Remember I already said in the Commodity IT chapter that we should be using mobile devices as a mechanism for authentication, something you have. Also remember that last summer saw the “Sprint” in which agencies finally moved out on PIV cards. So I’m disappointed to see GSA essentially backtracking here by labeling it as an “optional” capability. They are dumb for calling it PIV/CAC when they should have made it more generic like HSPD-12 compliance.
But more on mobile devices, GSA has been cooking up their Prices Paid Portal capability. This can be a game-changer because if it works it can help to ground independent government cost estimates (IGCEs) in real cost data and could also be used by Contracting Officers to both support their negotiations on price as well as “fair and reasonable” determinations. Conceptually the Prices Paid Portal should have a curve for everything the government buys, like the one below.
The problem is that while GSA has been running the Federal Strategic Sourcing Initiative (FSSI) Wireless, they aren’t reporting the prices paid to their own GSA Prices Paid Portal. How completely insane is that? On the wireless front, there is a ton of money to be saved. Just as I put my partner and our kids on a family plan and save money; government agencies can get together to be on one big family plan and also save a lot of money.
The thing that costs an individual or a family money is when there is an instance in which a person goes over the data or talk level that you paid for in a given month. You incur an overage charge. But when you make the pool really big, those single people who use a lot of data make less impact as the pool of people increases. If we are smart about that, an agency might be able to actually lower their requirement for data from 3GB per month to 2GB per month per line. That would deliver some savings back to the agency and help to cut the O&M costs.

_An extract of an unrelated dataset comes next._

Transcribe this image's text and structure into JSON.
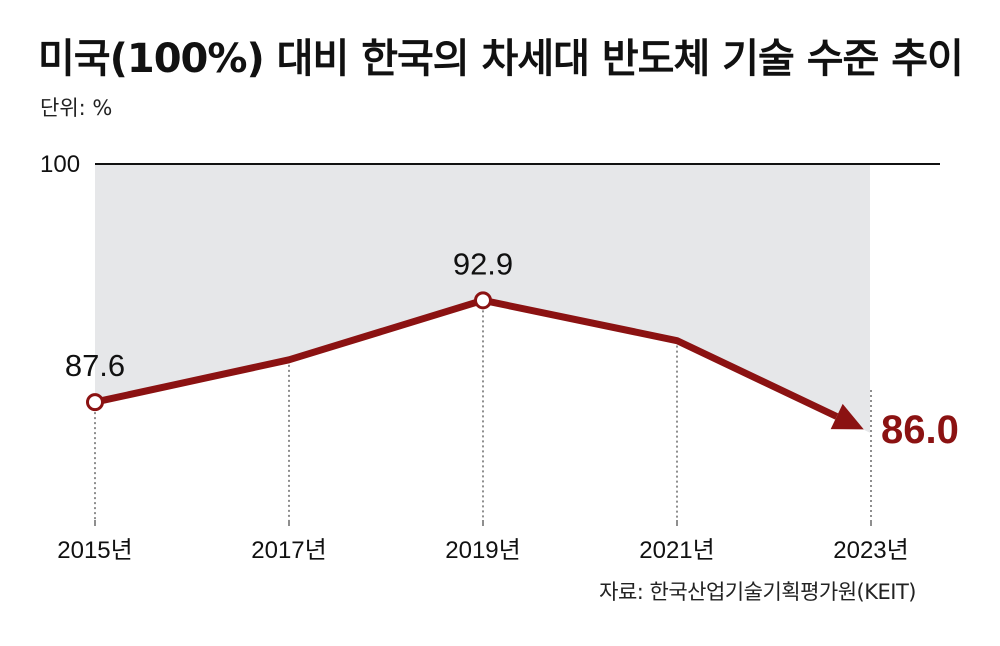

But in order to perform that type of analysis, we need to have data on how much agencies are paying for 2GB versus 3GB of data per line per month. The Prices Paid Portal is supposed to help deliver that information to us, but GSA doesn’t seem to be playing ball. OMB collected data on this front and spat it back at us during a couple PortfolioStats. Life would be easier if GSA delivered this like they said they would when they were developing the FSSI Wireless contract under the Digital Government Strategy (Section 5.1) 8.